It's been a tough month at work - a tough few months, really. Lots of complicated social situations. Lots of sad stories. Lots of heavy loads to help people carry...
There's an ongoing situation right now that eats away at me. It makes me sad. It makes me angry. It makes me frustrated. I'm mostly able to leave it behind when the work day is over, but sometimes it takes the whole walk home to fully shake it. And of course, it's always waiting for me when I return to work in the morning.
I knew that I'd have a day that centered mostly around this situation when I headed to work yesterday morning. I had checked email throughout the weekend and was aware that there had been some issues that would need to be addressed when I returned. I got to work, took a deep breath and plunged right in.

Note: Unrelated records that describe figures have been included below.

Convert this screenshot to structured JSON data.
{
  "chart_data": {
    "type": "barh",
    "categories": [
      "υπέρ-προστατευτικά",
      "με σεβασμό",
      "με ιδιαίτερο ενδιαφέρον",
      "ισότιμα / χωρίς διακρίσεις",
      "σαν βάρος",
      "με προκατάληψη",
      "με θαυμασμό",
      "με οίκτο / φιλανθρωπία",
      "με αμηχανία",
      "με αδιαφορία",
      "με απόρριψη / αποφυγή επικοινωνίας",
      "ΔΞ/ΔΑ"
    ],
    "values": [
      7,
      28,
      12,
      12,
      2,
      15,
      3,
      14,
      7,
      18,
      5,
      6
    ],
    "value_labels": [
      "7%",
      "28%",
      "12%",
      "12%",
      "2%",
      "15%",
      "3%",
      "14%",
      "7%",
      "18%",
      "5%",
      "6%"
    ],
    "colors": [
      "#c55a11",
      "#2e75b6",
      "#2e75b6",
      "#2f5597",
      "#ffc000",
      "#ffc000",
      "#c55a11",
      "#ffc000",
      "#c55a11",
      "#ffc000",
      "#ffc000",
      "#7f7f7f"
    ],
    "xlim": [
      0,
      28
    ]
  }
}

The "water" was deep, and the situation upsetting. I met with one person, I met with another, I organized a meeting of the care team, and then I documented in multiple places the plan to move forward. I stayed an hour late to finish all of this and was exhausted by the time I began my walk home.
It was a full-body exhaustion: physical, mental, and emotional. As I turned down my street, I was mentally preparing to leave the day behind when I walked through my front door. I spent the last few blocks taking some deep breaths in an attempt to let go of the day, but it was still hanging on.
Two blocks from home, I looked up and saw a few adults in their early 20s walking towards me.
"Excuse me," one girl said, "Do you have a second?"
"I might," I responded cautiously.
"It's not for anything weird... I mean... Well, we're with the ______ Church and I'm wondering if there's anyone you'd like us to pray for - maybe for you or for someone you know who is having a hard time?" She and her friend both smiled and looked at me kindly. "My name is Meredith," she said.
I'm of the belief that given the line of work I'm in and the challenges I so often witness there, I'm in no position to turn down prayer. Whether it be to a Christian, Jewish, or Muslim God, whether the god be male or female or gender neutral, if someone offers to pray for me or the families I work with, I won't say no.
So I thought for a moment, wanting so much to request a prayer for this family that is causing me so much heartache but not wanting to violate any HIPAA regulations. "Could you pray for the families at my hospital?" I asked. I told her where I worked and the population I serve, and tears came to her eyes.
She asked if she could put her hand on my arm, and when I said yes she began to pray.
I don't remember all the words of her prayer, but I do remember how kind and earnest she was. It wasn't a cookie-cutter prayer. She said "um" and "uh" as she strung together her thoughts into words. But her simple, honest prayer carried a surprising depth and weight. She praised her God for wisdom and love, and acknowledged that God's heart can break just as ours can. She asked for strength and peace for the families in the hospital. And she asked for strength and peace for me.
She finished her prayer and I thanked her. We chatted for a bit and then parted ways.
I walked home feeling lighter, less anxious, and relieved. Relieved in the realization that I am not carrying these burdens alone. Relieved at the idea that there might be some larger power that will help me through these difficult days - if not by solving the complex social problems I witness at work, at least by sending people like Meredith to pray for me when I need it most.